This morning, early, we had the chance of regarding accurately a chest XRay of the pt. and it was possible to see that, in lateral view, there was a backward occupation of the right supradiaphragmatic space with something that resembled colon.
That was important as it changed the whole context of the primary pathology.
The pt seemed in an excellent shape and had no signs of any sort of complication.
Once in OR, we practiced a medium upper laparotomy and, to our surprise, at exploration there was a big right Bochdalek diaphragmatic hernia, some 12 cms in diameter and inside it there was, rotated in 180 degrees, the stomach and a good part of the transverse colon.
Once liberated both viscerae from adhesions, it was quite easy to restore them to the abdominal cavity.
No hiatal hernia was found and an active, non sthenotic, peptic duodenal ulcer was confirmed.
Closure of the Bochdalek hernia was performed with a patch of Marlex and a supraselective vagotomy was done uneventfully.

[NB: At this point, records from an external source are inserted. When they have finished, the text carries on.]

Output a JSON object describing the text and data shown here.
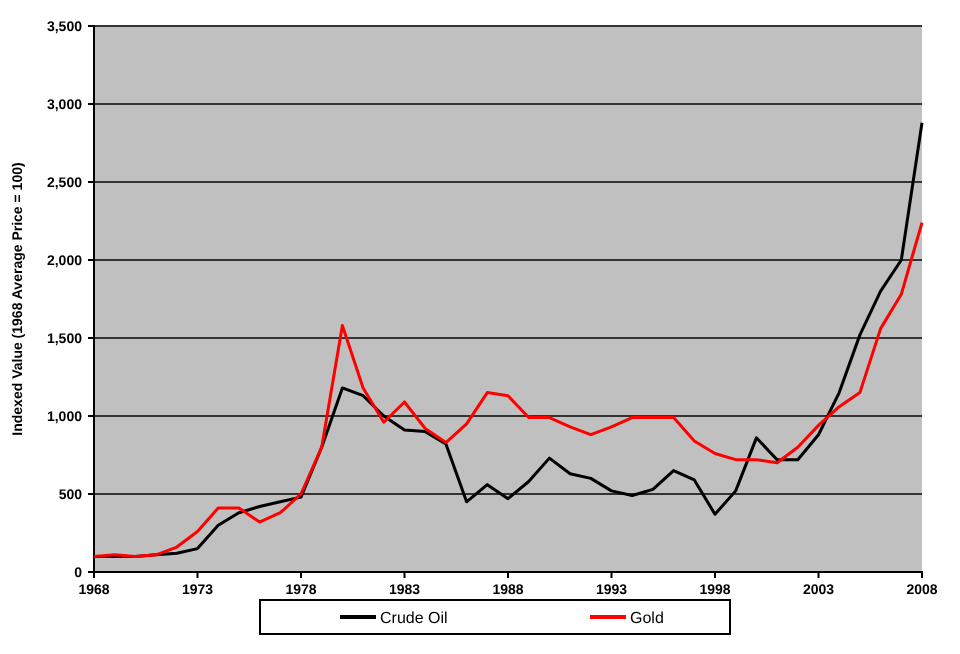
{
  "chart_data": {
    "type": "line",
    "ylabel": "Indexed Value (1968 Average Price = 100)",
    "x": [
      1968,
      1969,
      1970,
      1971,
      1972,
      1973,
      1974,
      1975,
      1976,
      1977,
      1978,
      1979,
      1980,
      1981,
      1982,
      1983,
      1984,
      1985,
      1986,
      1987,
      1988,
      1989,
      1990,
      1991,
      1992,
      1993,
      1994,
      1995,
      1996,
      1997,
      1998,
      1999,
      2000,
      2001,
      2002,
      2003,
      2004,
      2005,
      2006,
      2007,
      2008
    ],
    "series": [
      {
        "name": "Crude Oil",
        "color": "#000000",
        "values": [
          100,
          100,
          100,
          110,
          120,
          150,
          300,
          380,
          420,
          450,
          480,
          800,
          1180,
          1130,
          1000,
          910,
          900,
          820,
          450,
          560,
          470,
          580,
          730,
          630,
          600,
          520,
          490,
          530,
          650,
          590,
          370,
          520,
          860,
          720,
          720,
          880,
          1150,
          1520,
          1800,
          2000,
          2880
        ]
      },
      {
        "name": "Gold",
        "color": "#ff0000",
        "values": [
          100,
          110,
          100,
          110,
          160,
          260,
          410,
          410,
          320,
          380,
          500,
          800,
          1580,
          1180,
          960,
          1090,
          920,
          830,
          950,
          1150,
          1130,
          990,
          990,
          930,
          880,
          930,
          990,
          990,
          990,
          840,
          760,
          720,
          720,
          700,
          800,
          940,
          1060,
          1150,
          1560,
          1780,
          2240
        ]
      }
    ],
    "xlim": [
      1968,
      2008
    ],
    "xticks": [
      1968,
      1973,
      1978,
      1983,
      1988,
      1993,
      1998,
      2003,
      2008
    ],
    "ylim": [
      0,
      3500
    ],
    "yticks": [
      {
        "value": 0,
        "label": "0"
      },
      {
        "value": 500,
        "label": "500"
      },
      {
        "value": 1000,
        "label": "1,000"
      },
      {
        "value": 1500,
        "label": "1,500"
      },
      {
        "value": 2000,
        "label": "2,000"
      },
      {
        "value": 2500,
        "label": "2,500"
      },
      {
        "value": 3000,
        "label": "3,000"
      },
      {
        "value": 3500,
        "label": "3,500"
      }
    ],
    "grid": "y",
    "legend": "bottom",
    "marker": "none",
    "line_style": "solid"
  }
}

Gastropexia or gastrostomy as a medium of fixing the stomach appeared not to be necesary as the stomach returned to it's normal anatomic position and the diaphragmatic hole was closed.
So, we were in front of a Bochdalek diaphragmatic hernia, a wide one, with a volvulated stomach inside of it, without isquemic or necrotic compromise, that also included partial transverse colon.Besides, a duodenal ulcer that was treated surgically with the SSV.
Must tell you that the operation was uneventfull.
If any comments or observations do deserve this case, please let me know.